I focus on being the best me I can be. I challenge myself to do and be more because I want to improve who I am, not because I want to be better than somebody else. I strive every day to be a better me than I was the day before. I look for such opportunities everywhere and face life with a no-holds barred attitude. Furthermore, I desist from doing things because it'll make me "stand out in the competition" or because "the rest of the competition is doing it." If I do something, it's because I honestly want to do it and have a true interest that runs past my college applications.

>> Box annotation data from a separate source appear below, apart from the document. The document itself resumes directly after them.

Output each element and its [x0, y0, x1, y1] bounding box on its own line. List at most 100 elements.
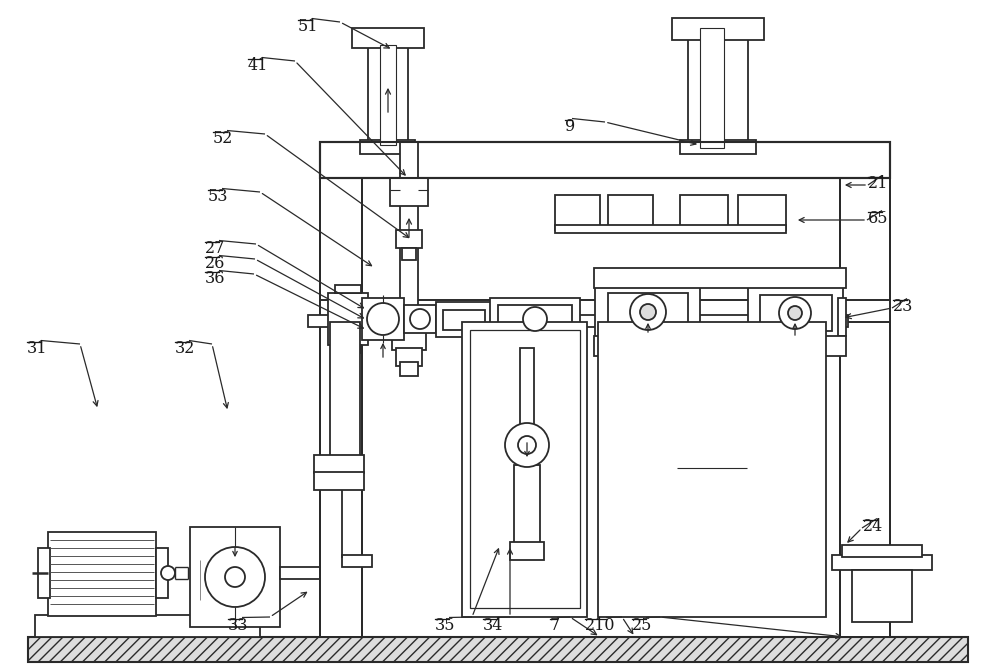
Text: 26: 26 — [205, 255, 225, 272]
Bar — [688, 28, 748, 148]
Bar — [680, 140, 756, 154]
Bar — [392, 328, 426, 350]
Circle shape — [205, 547, 265, 607]
Bar — [842, 545, 922, 557]
Text: 24: 24 — [863, 518, 883, 535]
Text: 65: 65 — [868, 210, 889, 227]
Bar — [760, 295, 832, 331]
Circle shape — [788, 306, 802, 320]
Bar — [396, 348, 422, 366]
Bar — [335, 345, 361, 353]
Circle shape — [779, 297, 811, 329]
Bar — [320, 178, 362, 637]
Bar — [368, 45, 408, 145]
Bar — [840, 178, 890, 637]
Bar — [320, 178, 362, 637]
Bar — [402, 248, 416, 260]
Bar — [852, 570, 912, 622]
Bar — [320, 557, 342, 589]
Circle shape — [367, 303, 399, 335]
Text: 51: 51 — [298, 18, 318, 35]
Text: 25: 25 — [632, 617, 652, 634]
Text: 52: 52 — [213, 130, 233, 147]
Bar — [335, 285, 361, 293]
Bar — [38, 548, 50, 598]
Bar — [314, 455, 364, 473]
Bar — [190, 527, 280, 627]
Text: 34: 34 — [483, 617, 503, 634]
Text: 210: 210 — [585, 617, 616, 634]
Circle shape — [630, 294, 666, 330]
Bar — [598, 322, 826, 617]
Bar — [555, 225, 786, 233]
Text: 32: 32 — [175, 340, 195, 357]
Bar — [280, 567, 325, 579]
Bar — [330, 322, 360, 460]
Circle shape — [518, 436, 536, 454]
Bar — [320, 142, 890, 178]
Bar — [320, 178, 362, 637]
Circle shape — [225, 567, 245, 587]
Bar — [28, 637, 968, 662]
Bar — [320, 142, 890, 178]
Bar — [608, 195, 653, 230]
Text: 7: 7 — [550, 617, 560, 634]
Text: 23: 23 — [893, 298, 913, 315]
Circle shape — [523, 307, 547, 331]
Circle shape — [505, 423, 549, 467]
Bar — [594, 268, 846, 288]
Bar — [436, 302, 491, 337]
Text: 31: 31 — [27, 340, 48, 357]
Bar — [308, 315, 848, 327]
Circle shape — [640, 304, 656, 320]
Bar — [462, 322, 587, 617]
Bar — [404, 305, 436, 333]
Text: 41: 41 — [248, 57, 268, 74]
Bar — [390, 178, 428, 206]
Bar — [400, 362, 418, 376]
Bar — [520, 348, 534, 428]
Bar — [380, 45, 396, 145]
Bar — [555, 195, 600, 230]
Bar — [328, 293, 368, 345]
Bar — [595, 285, 700, 340]
Bar — [35, 615, 260, 637]
Bar — [680, 195, 728, 230]
Bar — [400, 142, 418, 332]
Bar — [490, 298, 580, 340]
Bar — [840, 178, 890, 637]
Bar — [320, 142, 890, 178]
Circle shape — [410, 309, 430, 329]
Text: 33: 33 — [228, 617, 248, 634]
Bar — [832, 555, 932, 570]
Bar — [510, 542, 544, 560]
Bar — [360, 140, 415, 154]
Bar — [28, 637, 968, 662]
Bar — [48, 532, 156, 616]
Bar — [700, 28, 724, 148]
Bar — [342, 555, 372, 567]
Text: 36: 36 — [205, 270, 226, 287]
Bar — [840, 178, 890, 637]
Bar — [514, 465, 540, 545]
Bar — [362, 298, 404, 340]
Bar — [320, 300, 890, 322]
Bar — [594, 336, 846, 356]
Bar — [838, 298, 846, 336]
Bar — [470, 330, 580, 608]
Text: 21: 21 — [868, 175, 888, 192]
Bar — [498, 305, 572, 333]
Bar — [748, 285, 843, 340]
Bar — [672, 18, 764, 40]
Circle shape — [161, 566, 175, 580]
Text: 35: 35 — [435, 617, 456, 634]
Bar — [738, 195, 786, 230]
Text: 9: 9 — [565, 118, 575, 135]
Bar — [352, 28, 424, 48]
Text: 53: 53 — [208, 188, 228, 205]
Bar — [443, 310, 485, 330]
Bar — [314, 472, 364, 490]
Text: 27: 27 — [205, 240, 225, 257]
Bar — [396, 230, 422, 248]
Bar — [156, 548, 168, 598]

For example, I'm not going to be a National Honor Society officer at my school next year because of how it looks on my profile; I'm doing it because I love the challenges that come with being a student leader and because I believe I can use my position to make a difference in my school and community. I believe in the position and the society's message. Additionally, I don't volunteer at the hospital because it makes me look good and keeps me afloat in the competition. I do it because I really do enjoy volunteering, it's another way for me to make a difference, and it reminds me a part of why I push myself: to become a doctor who makes a difference in her patients' lives. (I can go on and on about what I do and why, but I'll refrain myself.)

I don't remember exactly when I realized that competition isn't more than a shallow mindset and realized that giving every day my whole being is a form of success, even if the outcome written on paper is failure. All I know is that ever since I started going after life in this way, it's brought in a lot of light and lifted considerable weight off of my shoulders.

So the next time someone asks me how I feel about the competition, he/she should expect this response: I don't see people as competition. I think that's an unhealthy preoccupation, and the only apparent "competition" or person standing in my way is myself. My own self-improvement is my cynosure. I work hard for my own benefit. At the end of the day, all that really matters to me is that I did my best and gave it my all. As long as I didn't hold back and did everything I could, I'd be fine with anything, even rejection.

And honestly? For me, this -- celebrating other's achievements, being unconcerned with "competition," and just giving life everything I have -- is a much more beautiful way to live.